A friend, David Dezarov, returned to Arkansas aboard the aircraft that carried Samek’s body.

“The hardest thing I’ve ever had to do was spend the last four days with him and not saying a word,” Dezarov said.

Dezarov, a scout with the 1st Armored Division based in Germany, recalled a gesture by the pilot of the plane carrying Samek’s body on a flight from Atlanta to Tulsa. He circled Rogers for 10 minutes as a tribute to the young man who had graduated from high school there in 2001, Dezarov said.

Blake Johnston, another friend, also recalled times with Samek.
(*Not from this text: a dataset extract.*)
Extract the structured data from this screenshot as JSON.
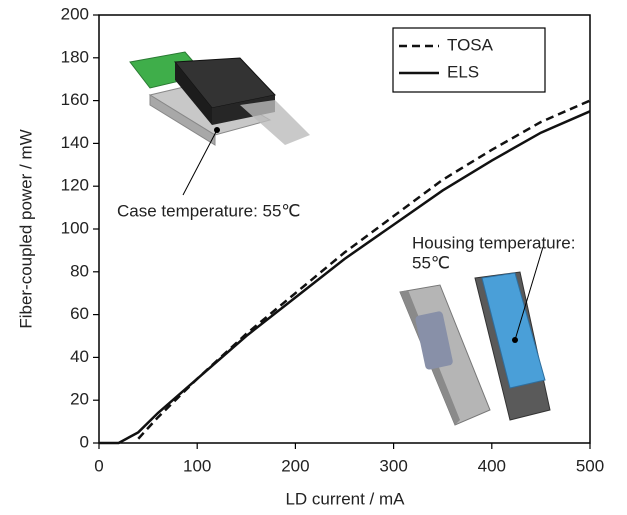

He recounted a trip with his buddy to Cancun, Mexico, canoe trips down the Elk River a few miles north in McDonald County, Mo. — and the bond that allowed the two friends to communicate without saying a word.

“His life was full of happiness and laughter,” Johnston said. “I never would have believed I’d be standing up here doing this.”

Instead, he said, he had imagined a future of good times with Samek.

“There would have been beer bellies — big ones,” Johnston said. “I’d like to think we’ll be together again someday, with our beer bellies.”

Corrine Hagedorn, a cousin of the fallen airman, read to the mourners a message from Samek’s mother, Julie.

“(There were) moments in the last few days that I felt I had to force myself to keep on breathing,” she wrote.

She thanked those who offered their words of sympathy, but acknowledged there was no word or deed that could soften the blow.

“Our hearts will never be whole again,” she wrote.

She wrote that her son was a hero for who he was, not what he did.